Estas semanas he leído bastante más que en los últimos tres meses. Libros maravillosos y libros no tan maravillosos. Joder, yo quiero hacer eso, me decía. Y seguía leyendo. Echando chispas a un fuego que se había apagado aquellos meses. Y la chispa prendió por fin. El motor que había estado parado, volvía a funcionar con combustible nuevo.

Lo más importante para mí de toda esa lectura es que ha conseguido activar mis ganas de escribir. Ahora sigo con bastante carga de trabajo, pero he conseguido organizarme para sacar un tiempo para la escritura (bendita organización, bendita cabezonería y mente cuadriculada).

No os voy a mentir, no os voy a decir que el que quiere puede o soltaros cualquier chorrada de autoayuda que no va a serviros para nada. Hay veces en las que no se puede. Hay semanas en las que es imposible escribir. Todos tenemos obligaciones y todos pasamos por etapas complicadas. Y está bien. Está bien no escribir como está bien hacerlo. No hay que sentirse mal por esos momentos. Lo importante no es eso, que nadie te venda la moto, lo importante es lo que haces con el tiempo que no escribes. Es decir, en qué conviertes todo eso. La frustración está ahí, muy cerca, siempre detrás del síndrome del impostor. Hay que ser muy consciente de por qué no se escribe y ser realista. Yo no escribía porque no tenía tiempo, pero el síndrome del impostor había convertido eso en una imposición, había conseguido frustrarme.

Y fueron los demás escritores los que vinieron a salvarme. Los otros. Los que lo pasaron mal para escribir, pero salieron adelante también. Porque la escritura es algo muy solitario y a veces basta solo con saber que hay otros como tú como para darte ánimos. No es algo fácil. Parece fácil cuando ves al escritor con su libro bajo el brazo, pero no se ve lo demás. Y yo lo he visto en estos libros porque otros lo han visto en mí y han sabido lo que podría ayudarme.
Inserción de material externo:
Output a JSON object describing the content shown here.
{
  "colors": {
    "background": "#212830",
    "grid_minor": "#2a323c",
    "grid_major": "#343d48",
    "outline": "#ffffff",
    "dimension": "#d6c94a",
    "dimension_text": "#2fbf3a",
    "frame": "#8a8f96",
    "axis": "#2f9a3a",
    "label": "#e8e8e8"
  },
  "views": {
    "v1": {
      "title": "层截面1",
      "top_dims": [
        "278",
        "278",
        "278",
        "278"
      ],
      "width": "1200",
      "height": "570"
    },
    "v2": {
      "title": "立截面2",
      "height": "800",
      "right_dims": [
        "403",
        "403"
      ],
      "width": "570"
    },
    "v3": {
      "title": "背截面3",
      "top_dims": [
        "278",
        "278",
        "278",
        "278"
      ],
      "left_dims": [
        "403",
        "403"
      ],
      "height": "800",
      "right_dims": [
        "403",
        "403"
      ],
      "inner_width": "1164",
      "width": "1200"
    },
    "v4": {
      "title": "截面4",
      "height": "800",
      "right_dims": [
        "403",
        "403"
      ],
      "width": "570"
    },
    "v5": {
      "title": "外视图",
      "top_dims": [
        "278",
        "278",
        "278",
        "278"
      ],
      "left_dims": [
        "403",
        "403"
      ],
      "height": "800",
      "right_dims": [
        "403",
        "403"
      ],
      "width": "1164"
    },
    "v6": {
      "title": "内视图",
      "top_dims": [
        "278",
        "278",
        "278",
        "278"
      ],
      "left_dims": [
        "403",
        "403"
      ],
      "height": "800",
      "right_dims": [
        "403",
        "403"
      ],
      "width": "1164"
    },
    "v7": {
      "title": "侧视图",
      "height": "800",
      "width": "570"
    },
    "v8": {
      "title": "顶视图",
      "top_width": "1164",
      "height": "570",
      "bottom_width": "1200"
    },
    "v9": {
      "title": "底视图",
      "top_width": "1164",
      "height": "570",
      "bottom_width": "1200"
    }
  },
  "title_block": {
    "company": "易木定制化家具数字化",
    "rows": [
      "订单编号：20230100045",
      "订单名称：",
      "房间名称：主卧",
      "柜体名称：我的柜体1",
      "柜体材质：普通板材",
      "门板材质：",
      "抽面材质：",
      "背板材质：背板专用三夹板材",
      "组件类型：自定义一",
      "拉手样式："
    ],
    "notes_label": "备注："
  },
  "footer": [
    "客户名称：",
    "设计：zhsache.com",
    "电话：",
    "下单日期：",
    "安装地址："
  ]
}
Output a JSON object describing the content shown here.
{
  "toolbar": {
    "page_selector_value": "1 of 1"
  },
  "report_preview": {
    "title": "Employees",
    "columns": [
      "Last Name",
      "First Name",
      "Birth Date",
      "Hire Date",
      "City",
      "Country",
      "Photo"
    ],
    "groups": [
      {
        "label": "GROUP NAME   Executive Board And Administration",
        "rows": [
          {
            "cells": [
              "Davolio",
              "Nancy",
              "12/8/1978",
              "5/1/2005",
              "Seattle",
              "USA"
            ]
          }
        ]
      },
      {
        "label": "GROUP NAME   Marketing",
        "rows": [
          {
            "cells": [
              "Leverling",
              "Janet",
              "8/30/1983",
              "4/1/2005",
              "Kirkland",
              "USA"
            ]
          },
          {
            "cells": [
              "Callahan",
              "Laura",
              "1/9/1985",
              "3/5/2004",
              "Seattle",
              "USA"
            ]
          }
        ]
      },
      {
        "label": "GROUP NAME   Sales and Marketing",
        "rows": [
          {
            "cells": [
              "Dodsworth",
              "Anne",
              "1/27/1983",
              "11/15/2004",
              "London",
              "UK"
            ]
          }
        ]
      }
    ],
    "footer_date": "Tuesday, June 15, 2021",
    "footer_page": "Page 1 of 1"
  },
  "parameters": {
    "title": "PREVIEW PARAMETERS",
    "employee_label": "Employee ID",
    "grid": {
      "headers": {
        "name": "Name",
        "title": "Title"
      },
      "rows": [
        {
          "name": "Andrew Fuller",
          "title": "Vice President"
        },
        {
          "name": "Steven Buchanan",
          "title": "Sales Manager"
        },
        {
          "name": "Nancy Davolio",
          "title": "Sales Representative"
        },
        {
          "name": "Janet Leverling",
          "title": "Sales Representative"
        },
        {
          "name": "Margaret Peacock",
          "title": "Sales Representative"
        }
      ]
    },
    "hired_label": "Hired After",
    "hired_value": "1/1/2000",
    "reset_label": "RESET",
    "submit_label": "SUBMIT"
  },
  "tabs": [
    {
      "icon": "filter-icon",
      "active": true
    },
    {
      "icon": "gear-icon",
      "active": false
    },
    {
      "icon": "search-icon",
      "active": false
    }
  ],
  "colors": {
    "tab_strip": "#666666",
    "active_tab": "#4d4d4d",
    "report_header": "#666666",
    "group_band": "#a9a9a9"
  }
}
Benditos los otros, bendita la capacidad de pedir ayuda, de poder coger el síndrome del impostor y alejarlo unos metros, poder respirar.  Supongo que de este artículo puedo rescatar dos consejos como si de unas moralejas se trataran: Leed, siempre leed a los demás, nunca os quedéis mirándoos el ombligo (los ombligos rara vez son bonitos), salid de vuestra zona de confort lectora (sí, eso existe); y pedid ayuda cuando os encontréis atascados o frustrados. Decidlo en voz alta, que eso ayuda. La escritura es una actividad solitaria, pero eso no significa que haya que pasar por ella solos.